I tested DPM on SL4 last week. The i386 version worked fine. This is good from the point of view of hardware support in the kernel, however it does not help with support for xfs, which is still our preferred filesystem.

The x86_64 version turned out to be very hard to install - some bug in anaconda was causing all of the device nodes in /dev to dissapear shortly after formatting disk partitions. I couldn't find anything on google at all about this, but it's such a critical bug I find it amazing that no one else has experienced it. Must join the sl-users mailing list and report this.

Found a work around: first time around create the partitions - this install will then fail with the /dev/null bug above; then restart, but create no partitions, which works around the bug. What a pain! It means that our kickstart auto-installation of SL4 x86_64 nodes does not work.

In order to install the i386 packages needed by the gLite middleware I found yum to be far superior to apt - yum was able to look at the whole repository and pull the necessary i386 compatibility packages, where as apt seemed completely stymied.

Testing DPM, finally, on this platform seems to have revealed a bug in the dpm daemon itself. It seems to be unable to authenticate users, even when they are listed in the cns_db/userinfo table. This is even weirder, because dpns (e.g., dpns-ls) works fine. rfio and dpm-gsiftp both also work fine. If this turns out to be a real problem then at least the disk pools, which are the important component, can be run on SL4, with the headnode on SL3.

I will reboot today and we'll see if that helps - there were some issues with the database and hostnames (again).

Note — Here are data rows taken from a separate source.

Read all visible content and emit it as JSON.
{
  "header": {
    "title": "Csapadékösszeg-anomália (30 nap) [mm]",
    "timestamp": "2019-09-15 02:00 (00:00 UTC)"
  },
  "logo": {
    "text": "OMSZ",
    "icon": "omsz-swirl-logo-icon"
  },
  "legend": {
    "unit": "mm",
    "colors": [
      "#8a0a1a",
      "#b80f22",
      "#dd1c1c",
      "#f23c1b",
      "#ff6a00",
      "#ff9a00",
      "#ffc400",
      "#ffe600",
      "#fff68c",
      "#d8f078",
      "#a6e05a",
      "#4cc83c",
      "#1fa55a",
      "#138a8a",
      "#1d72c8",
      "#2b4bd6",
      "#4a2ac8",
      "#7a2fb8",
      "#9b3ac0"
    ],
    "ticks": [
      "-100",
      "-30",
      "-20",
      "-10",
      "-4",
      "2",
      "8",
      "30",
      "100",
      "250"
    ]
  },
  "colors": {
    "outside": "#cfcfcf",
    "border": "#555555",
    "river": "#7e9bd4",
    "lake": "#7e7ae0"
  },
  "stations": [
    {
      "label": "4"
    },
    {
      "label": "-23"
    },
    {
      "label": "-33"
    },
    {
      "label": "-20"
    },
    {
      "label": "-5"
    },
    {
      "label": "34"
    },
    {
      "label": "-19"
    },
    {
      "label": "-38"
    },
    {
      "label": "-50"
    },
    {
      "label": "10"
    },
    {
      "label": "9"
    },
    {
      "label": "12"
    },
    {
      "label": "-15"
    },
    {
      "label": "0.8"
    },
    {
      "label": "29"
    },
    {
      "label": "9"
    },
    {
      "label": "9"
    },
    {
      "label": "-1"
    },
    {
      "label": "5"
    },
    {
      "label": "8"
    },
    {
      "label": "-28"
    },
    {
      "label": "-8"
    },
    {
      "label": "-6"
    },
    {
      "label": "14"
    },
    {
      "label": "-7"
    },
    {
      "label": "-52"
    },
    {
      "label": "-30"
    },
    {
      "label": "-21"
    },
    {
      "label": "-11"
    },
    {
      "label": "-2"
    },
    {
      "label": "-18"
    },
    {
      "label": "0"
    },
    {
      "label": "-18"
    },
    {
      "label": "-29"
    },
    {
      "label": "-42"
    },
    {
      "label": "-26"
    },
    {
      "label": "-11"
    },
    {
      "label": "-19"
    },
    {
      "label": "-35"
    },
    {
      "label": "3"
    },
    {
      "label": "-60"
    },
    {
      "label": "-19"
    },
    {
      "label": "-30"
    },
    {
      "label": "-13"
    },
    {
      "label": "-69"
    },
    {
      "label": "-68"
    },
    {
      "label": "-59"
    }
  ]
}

See http://www.gridpp.ac.uk/wiki/Installing_SL3_build_of_DPM_on_SL4.

1 comment:

Greig said...

Good stuff with the SL4 work; sounds like you had a tough time with it. Regarding xfs on i386 SL4, I have found it to work without any problems, albeit on a test machine with only a 17GB partition.

[gcowan@wn4 ~]$ uname -a
Linux wn4.epcc.ed.ac.uk 2.6.9-34.0.2.EL #1 Fri Jul 7 09:57:49 CDT 2006 i686 athlon i386 GNU/Linux

[gcowan@wn4 ~]$ cat /etc/redhat-release
Scientific Linux SL release 4.3 (Beryllium)

[gcowan@wn4 ~]$ rpm -qa|grep xfs
kernel-module-xfs-2.6.9-34.0.2.EL-0.1-1
xfsprogs-2.6.13-1.SL

I've ran some tiobench and AIM suite-VII benchmarks and have not observed any problems unlike was previously reported on the HEPSYSMAN-L list.

It would be good to test this out further on more production level hardware.